The Standard Model of particle physics has been very successful in describing fundamental interactions up to the highest energies currently probed in particle accelerator experiments. However, the Standard Model is incomplete and currently exhibits tension with experimental data for interactions involving $B$~mesons. Consequently, $B$-meson physics is of great interest to both experimentalists and theorists. Experimentalists worldwide are studying the decay and mixing processes of $B$~mesons in particle accelerators. Theorists are working to understand the data by employing lattice gauge theories within and beyond the Standard Model. This work addresses the theoretical effort and is divided into two main parts. In the first part, I present a lattice-QCD calculation of form factors for exclusive semileptonic decays of $B$~mesons that are mediated by both charged currents ($B \to \pi \ell \nu$, $B_s \to K \ell \nu$) and neutral currents ($B \to \pi \ell^+ \ell^-$, $B \to K \ell ^+ \ell^-$). The results are important for constraining or revealing physics beyond the Standard Model. This work uses MILC's (2+1+1)-flavor ensembles, with the HISQ action for the up, down, strange, and charm sea and valence quarks, and the clover action in the Fermilab interpretation for the $b$~quark. Simulations are carried out on five ensembles at three lattice spacings down to $\approx 0.088$~fm, with both physical and unphysical sea-quark masses. I present results for correlation-function fits and describe the chiral-continuum extrapolation and $z$~expansion of the form factors. In the second part, I present the status of an ongoing lattice calculation of $SU(3)$ gauge theory with eight and 12 fundamental fermions, in which I search for the endpoint of the line of first-order phase transitions in the mass--coupling plane.

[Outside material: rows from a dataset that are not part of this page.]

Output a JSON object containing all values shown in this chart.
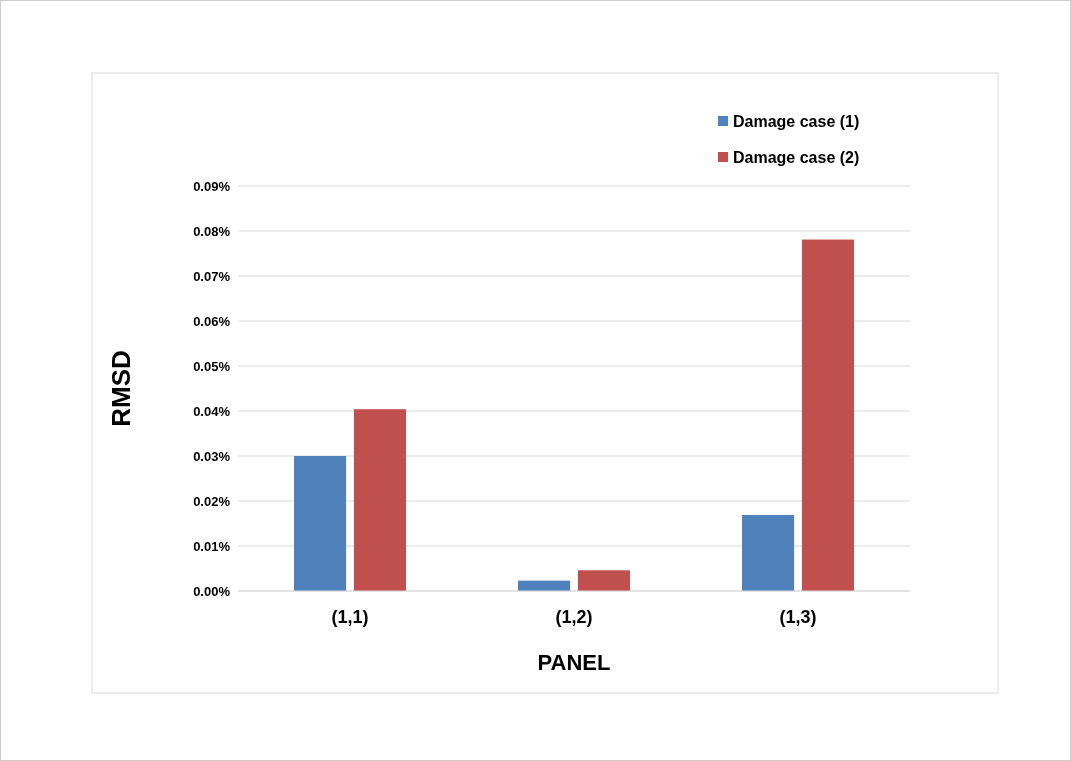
{
  "chart_data": {
    "type": "bar",
    "xlabel": "PANEL",
    "ylabel": "RMSD",
    "categories": [
      "(1,1)",
      "(1,2)",
      "(1,3)"
    ],
    "series": [
      {
        "name": "Damage case (1)",
        "color": "#4f81bd",
        "values": [
          0.03,
          0.0023,
          0.0169
        ]
      },
      {
        "name": "Damage case (2)",
        "color": "#c0504d",
        "values": [
          0.0404,
          0.0046,
          0.0781
        ]
      }
    ],
    "ylim": [
      0,
      0.09
    ],
    "yticks": [
      {
        "value": 0,
        "label": "0.00%"
      },
      {
        "value": 0.01,
        "label": "0.01%"
      },
      {
        "value": 0.02,
        "label": "0.02%"
      },
      {
        "value": 0.03,
        "label": "0.03%"
      },
      {
        "value": 0.04,
        "label": "0.04%"
      },
      {
        "value": 0.05,
        "label": "0.05%"
      },
      {
        "value": 0.06,
        "label": "0.06%"
      },
      {
        "value": 0.07,
        "label": "0.07%"
      },
      {
        "value": 0.08,
        "label": "0.08%"
      },
      {
        "value": 0.09,
        "label": "0.09%"
      }
    ],
    "grid": "y",
    "legend": "top right"
  }
}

The results are important for understanding the phase diagram of these models, with possible applications to physics beyond the Standard Model. This work uses the staggered action and the nHYP-improved stagge! red action for the fermions, as well as the Wilson action in the fundamental and fundamental--adjoint representations for the gauge bosons. With the unimproved actions, I present results for a small lattice and describe the ongoing effort on larger lattices. I also discuss the shift symmetry on lattices with and without improved actions.